Sunday, August 28, 2011

letting Him hold the bowl

I poured myself a kid bowl of Apple Cinnamon Cheerios to share.  We sat down in the Quiet Corner (which is no longer a corner and is really just an old inflatable baby pool covered with pillows and a blanket).  I grabbed the nearby stack of library books to do some reading.  Babydoll started fussing.  She wanted to hold the bowl that contained the sweet snack the three of us were sharing.  I gripped the bowl tight and offered her the ability to serve herself.  She whined and pushed it away.  

Meanwhile Bundle Brother and I were snacking on our treat as I turned each new page of the book.  I stopped and scooped several Os out into my hand and asked Babydoll if she wanted some with my palm wide open.  "No!" she cried.  I went back to reading and snacking with Bundle Brother sitting to my left.  Her cries grew louder.  I turned to my sweet daughter and told her to walk away and to go to the bottom step until she was ready to join us.  She limped off wearing only one shoe whimpering with her back toward us as she went.  Now out of my view, I heard her settling down.  We kept reading and snacking.  Then quiet.  She picked herself up and hobbled back to where I was sitting in the cozy place next to her big brother.  "Do you want some snack?" I asked offering the bowl up to her again.  With tears still on her cheeks she smiled and served herself.  I pulled her toward me and put her in my lap.  The snack she so wanted control over was now sitting right in front of her.  Unlimited access.  Bundle Brother was nestled on my side listening to each line I read from the page taking from the bowl bite after bite.


After I finished the first book, I picked Babydoll off my lap and placed her in the pool across from me.  She was fine for a moment until she wanted more snack.  Once she was out of my arms, the treat was further away.  She crawled toward me and planted herself back in my lap.  Safely centered on me with free reign of the snack bowl I held and a front row seat to the book I read.

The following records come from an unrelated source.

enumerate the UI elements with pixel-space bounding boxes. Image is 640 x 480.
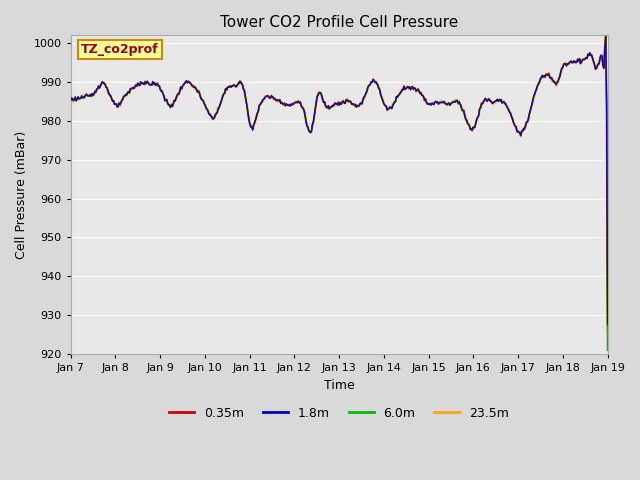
Text: TZ_co2prof: TZ_co2prof — [81, 43, 159, 56]
X-axis label: Time: Time — [324, 379, 355, 392]
Y-axis label: Cell Pressure (mBar): Cell Pressure (mBar) — [15, 131, 28, 259]
Title: Tower CO2 Profile Cell Pressure: Tower CO2 Profile Cell Pressure — [220, 15, 458, 30]
Legend: 0.35m, 1.8m, 6.0m, 23.5m: 0.35m, 1.8m, 6.0m, 23.5m — [164, 402, 514, 425]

Why?  Why do I see God offering me a gift and demand it plays out in my own way?  Why do I have to control the circumstances?  Sometimes I would rather not accept the gift at all if it is not according to my terms.  But God has other plans.  Plans that include surrendering to his will, sitting safely in his presence, and having peace in all circumstances.  Sometimes it requires us to walk away, take a moment, and come to him humbly willing to let him be the One "holding the bowl".  Do I realize how many "handfuls of Apple Cinnamon Cheerios and stacks of library books" I could have missed out on while I wasted time arguing about logistics?  Who cares who is holding the bowl?  It is being willing to accept the gift inside that matters.  Perhaps it is time I realized that when I sit in His arms, the bowl over flowing with his blessings is held steadier than had I hobbled off with one shoe keeping the contents all to myself.